Dizer a imagem 15 - Um ano depois



Cristalizadas na ferrugem, as lágrimas acordam. O ferro indestrutível diz a dor que não se apaga. A destruição voraz faz-se recordar, teimosa no monumento triunfante, implacável no vestígio da tortura. E todas as vidas decapitadas sangram-nos ainda no inferno das consciências.
Mas, do silêncio da terra, uma frescura reverdece. No ventre primordial germina uma ressurreição obstinada. A Vida declara-se, colora os escombros, envolve o ícone de morte numa moldura de recomeço. E a memória da centelha devoradora tem de conviver com a visão do arbusto da promessa, sarça ardente profética.
O mundo não é uma sala de espera terminal, mas uma planície de esperança (re)construída. Um ano depois, a Vida continua!

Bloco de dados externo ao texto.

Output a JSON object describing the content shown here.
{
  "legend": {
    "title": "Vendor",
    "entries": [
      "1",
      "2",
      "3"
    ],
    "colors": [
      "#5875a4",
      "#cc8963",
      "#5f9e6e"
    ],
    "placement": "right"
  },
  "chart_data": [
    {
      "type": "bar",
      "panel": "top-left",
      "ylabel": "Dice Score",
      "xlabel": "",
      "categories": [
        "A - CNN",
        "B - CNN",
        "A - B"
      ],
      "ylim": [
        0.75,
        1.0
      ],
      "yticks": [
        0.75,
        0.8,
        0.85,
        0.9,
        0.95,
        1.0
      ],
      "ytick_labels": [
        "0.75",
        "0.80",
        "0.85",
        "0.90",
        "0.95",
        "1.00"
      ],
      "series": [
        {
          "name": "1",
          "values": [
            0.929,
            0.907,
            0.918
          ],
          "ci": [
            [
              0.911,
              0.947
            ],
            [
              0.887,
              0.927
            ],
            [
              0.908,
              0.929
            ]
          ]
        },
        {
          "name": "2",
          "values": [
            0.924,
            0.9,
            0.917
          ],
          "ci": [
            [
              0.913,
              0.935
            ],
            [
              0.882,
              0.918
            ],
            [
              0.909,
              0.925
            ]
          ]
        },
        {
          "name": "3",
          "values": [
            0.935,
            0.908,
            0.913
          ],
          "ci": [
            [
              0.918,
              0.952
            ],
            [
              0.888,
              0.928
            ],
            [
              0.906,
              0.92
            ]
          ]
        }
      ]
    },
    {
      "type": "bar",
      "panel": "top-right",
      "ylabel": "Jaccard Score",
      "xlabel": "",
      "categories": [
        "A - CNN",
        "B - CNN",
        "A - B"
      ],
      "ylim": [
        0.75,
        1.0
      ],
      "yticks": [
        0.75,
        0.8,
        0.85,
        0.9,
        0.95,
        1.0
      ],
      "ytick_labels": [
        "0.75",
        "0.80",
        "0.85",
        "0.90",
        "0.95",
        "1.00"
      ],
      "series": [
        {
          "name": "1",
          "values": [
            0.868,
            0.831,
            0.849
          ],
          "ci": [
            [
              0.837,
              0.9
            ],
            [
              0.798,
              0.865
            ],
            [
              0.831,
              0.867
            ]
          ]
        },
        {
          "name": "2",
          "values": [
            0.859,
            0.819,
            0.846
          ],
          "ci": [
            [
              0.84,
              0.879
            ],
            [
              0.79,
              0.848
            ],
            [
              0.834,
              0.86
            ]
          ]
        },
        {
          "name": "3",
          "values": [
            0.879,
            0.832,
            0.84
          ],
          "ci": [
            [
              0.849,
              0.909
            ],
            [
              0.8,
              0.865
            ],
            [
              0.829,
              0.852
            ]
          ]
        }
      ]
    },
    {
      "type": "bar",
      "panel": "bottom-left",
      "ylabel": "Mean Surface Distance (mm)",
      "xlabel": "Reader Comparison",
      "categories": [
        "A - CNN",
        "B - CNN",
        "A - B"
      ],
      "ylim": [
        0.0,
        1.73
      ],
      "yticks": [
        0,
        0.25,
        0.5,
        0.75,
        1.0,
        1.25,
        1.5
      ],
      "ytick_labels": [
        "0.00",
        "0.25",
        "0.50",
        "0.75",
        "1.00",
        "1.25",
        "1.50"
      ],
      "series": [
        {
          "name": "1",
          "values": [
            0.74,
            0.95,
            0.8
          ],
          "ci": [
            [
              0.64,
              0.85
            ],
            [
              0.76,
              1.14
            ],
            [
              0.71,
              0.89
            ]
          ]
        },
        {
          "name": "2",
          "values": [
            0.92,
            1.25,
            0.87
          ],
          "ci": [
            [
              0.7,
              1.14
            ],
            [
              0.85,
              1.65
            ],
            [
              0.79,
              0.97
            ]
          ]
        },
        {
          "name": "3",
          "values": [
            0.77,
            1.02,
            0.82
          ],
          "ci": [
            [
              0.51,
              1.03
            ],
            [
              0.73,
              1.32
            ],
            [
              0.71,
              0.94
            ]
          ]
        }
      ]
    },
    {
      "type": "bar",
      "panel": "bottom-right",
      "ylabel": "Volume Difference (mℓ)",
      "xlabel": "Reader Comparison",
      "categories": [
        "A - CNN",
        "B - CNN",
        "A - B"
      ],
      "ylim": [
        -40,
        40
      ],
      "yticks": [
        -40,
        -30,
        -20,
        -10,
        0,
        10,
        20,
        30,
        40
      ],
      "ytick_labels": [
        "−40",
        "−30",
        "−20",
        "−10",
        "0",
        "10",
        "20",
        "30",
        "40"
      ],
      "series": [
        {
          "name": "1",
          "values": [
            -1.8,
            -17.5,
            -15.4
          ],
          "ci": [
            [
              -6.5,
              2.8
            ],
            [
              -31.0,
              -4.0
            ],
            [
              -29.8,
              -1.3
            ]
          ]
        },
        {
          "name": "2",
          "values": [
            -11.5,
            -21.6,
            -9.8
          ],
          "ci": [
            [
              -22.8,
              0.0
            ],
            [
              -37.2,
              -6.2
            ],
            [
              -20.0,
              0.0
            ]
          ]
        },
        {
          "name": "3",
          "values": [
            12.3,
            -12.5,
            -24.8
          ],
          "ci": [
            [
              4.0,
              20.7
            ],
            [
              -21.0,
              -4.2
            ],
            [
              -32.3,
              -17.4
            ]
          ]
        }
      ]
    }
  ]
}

Fotografia de @placeswithlovee

domingo, 30 de setembro de 2018

Texto nonagésimo segundo

Escrevo porque sinto. Nas emoções entrechocadas sucessivas germina o impulso de todas as ideias possíveis. E das impossíveis também, movidas pela urgência da sua própria impossibilidade.
Escrevo porque calo. No silêncio da minha distância introvertida constrói-se a teia transparente de uma eloquência trabalhada, inequívoca. Inequívoca porque trabalhada?...
Escrevo porque sonho. No devaneio da esferográfica pela planície das folhas brancas (ou no bailado em pontas dos dedos frenéticos sobre o teclado) cabem todas as paisagens oníricas da imaginação. E da esperança, que é o melhor dos sonhos.
Escrevo porque sou. Na existência que carrego há uma essência irreprimível de palavras, busca multiforme e contínua da Palavra que me faz.
Escrevo, apenas escrevo. Só.

domingo, 2 de setembro de 2018

Conversando... sobre o que se lê.


Páginas que me absorveram nos últimos meses. Leituras e releituras que apetecem, pela riqueza e diversidade de tempos, conteúdos, estilos e intenções. Marcel Proust e um retrato de época numa renda de bilros de sensibilidades e vícios. Nathaniel Hawthorne e a força das personagens na narrativa de tudo o que não se conta. José Saramago e a arquitetura literária erguida na argamassa consistente de uma escrita própria. Henri Charrière e um testemunho misto de sobrevivência orgulhosa, fraqueza assumida e perversidade denunciada (e autenticidade polémica…?).
Eis alguma da literatura que me ocupou ultimamente, que ainda trago em mim. E que me desafia à escrita. Urge-me.